What is observability?
“Is my system up or down?” “Is it fast or slow as experienced by my end users?” “What KPIs and SLAs should we establish, and how do we know if they’re being met?” When you’re operating at cloud speed and scale, you can’t afford to fly blind: you need to be able to answer a wide range of operational and business questions like these. You need to be able to spot problems as they arise (ideally before they disrupt the customer experience), respond quickly, and resolve them as quickly as possible. To achieve this insight, you need observable systems.
“Observability” describes how well you can understand what is happening in a system, often by instrumenting it to collect metrics, logs, or traces. In the cloud, observability can be hard to achieve due to sheer system complexity. Whether in data centers or in the cloud, to achieve operational excellence and meet business objectives, you need to understand how your systems are performing. Observability solutions enable you to collect and analyze data from applications and infrastructure so that you can understand their internal states and be alerted to, troubleshoot, and resolve issues with application availability and performance to improve the end-user experience.
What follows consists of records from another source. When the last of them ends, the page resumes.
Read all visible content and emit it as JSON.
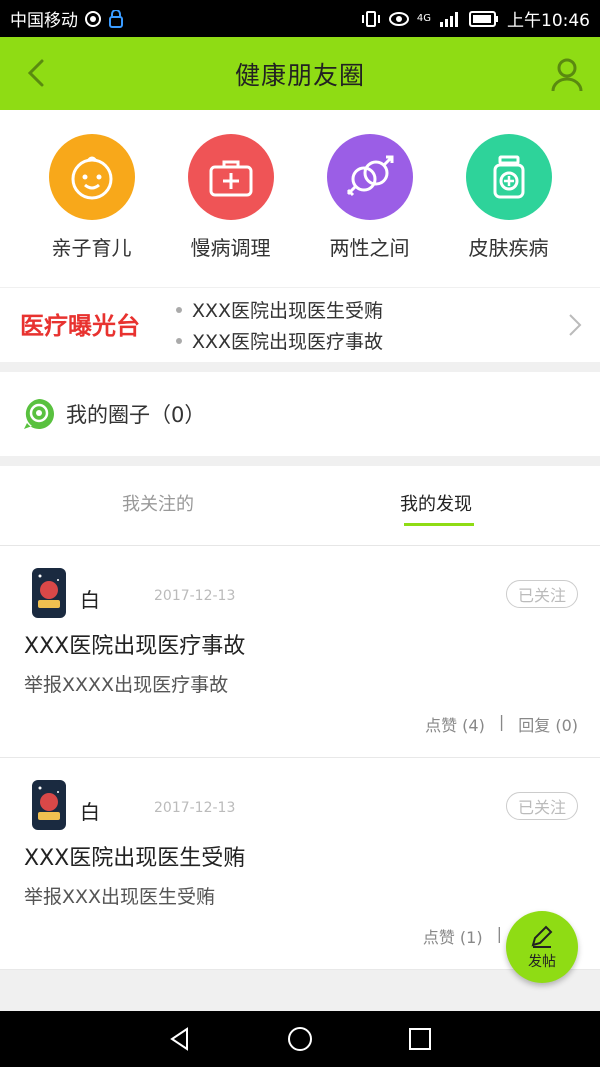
{
  "status_bar": {
    "carrier": "中国移动",
    "network": "4G",
    "time": "上午10:46"
  },
  "nav": {
    "title": "健康朋友圈",
    "back_icon": "chevron-left-icon",
    "user_icon": "user-icon"
  },
  "categories": [
    {
      "label": "亲子育儿",
      "icon": "baby-face-icon",
      "color": "#f8a81a"
    },
    {
      "label": "慢病调理",
      "icon": "medical-kit-icon",
      "color": "#ef5456"
    },
    {
      "label": "两性之间",
      "icon": "gender-icon",
      "color": "#9b5ee6"
    },
    {
      "label": "皮肤疾病",
      "icon": "medicine-bottle-icon",
      "color": "#2ed39a"
    }
  ],
  "banner": {
    "logo_text": "医疗曝光台",
    "news": [
      "XXX医院出现医生受贿",
      "XXX医院出现医疗事故"
    ]
  },
  "my_circle": {
    "label": "我的圈子（0）"
  },
  "tabs": [
    {
      "label": "我关注的",
      "active": false
    },
    {
      "label": "我的发现",
      "active": true
    }
  ],
  "posts": [
    {
      "author": "白",
      "date": "2017-12-13",
      "follow_label": "已关注",
      "title": "XXX医院出现医疗事故",
      "body": "举报XXXX出现医疗事故",
      "likes": "点赞 (4)",
      "separator": "|",
      "replies": "回复 (0)"
    },
    {
      "author": "白",
      "date": "2017-12-13",
      "follow_label": "已关注",
      "title": "XXX医院出现医生受贿",
      "body": "举报XXX出现医生受贿",
      "likes": "点赞 (1)",
      "separator": "|",
      "replies": ""
    }
  ],
  "fab": {
    "label": "发帖",
    "icon": "pencil-icon"
  },
  "colors": {
    "accent": "#8fdc14",
    "brand_red": "#e8322f"
  }
}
What is the difference between observability and monitoring?
Though the term “monitoring” is sometimes defined as different from observability, monitoring is an activity that makes a system observable, alongside other activities like tracing and logging. You’ll often see monitoring, tracing, and logging described as “three pillars of observability.” However, there are also other tools that help you achieve observability, such as profilers and AI/Ops, discussed below.
What does observability help me do?
Observability enables you to detect and investigate problems.
Timely detection of a problem (ideally before it affects end users) is the first step in observability. Detection should be proactive and multi-faceted, including alarms when performance thresholds are breached, synthetic testing, and anomaly detection. A common performance metric is mean time to detect (MTTD). You can improve MTTD with a number of activities and tools:
Monitoring tools record performance statistics over time so that usage patterns can be identified. Monitoring agents record selected metrics at set intervals and store the resulting data in a time-series format.
Application Performance Monitoring
Application Performance Monitoring (APM) lets you monitor the end-to-end customer experience, from browsers and mobile devices through the various layers of application stack. APM begins with Front-end monitoring – measuring and monitoring the experience of customers from the browser or mobile device. At the heart of APM, Application discovery, tracing, and diagnostics is the ability to identify which part of an application is causing performance issues and quickly pinpoint the reason for it.
When something goes wrong, you want timely alerts. However, too-sensitive detection can lead to alarm fatigue, so alert management is also key.
AI/Ops and anomaly detection
A new generation of tools are now bringing the power of artificial intelligence and machine learning to bear on observability, using machine learning models to identify anomalous application behavior and surface critical issues before they cause potential outages or service disruptions.
Infrastructure monitoring lets you correlate metrics and logs from an infrastructure stack to understand and resolve the root causes of performance issues.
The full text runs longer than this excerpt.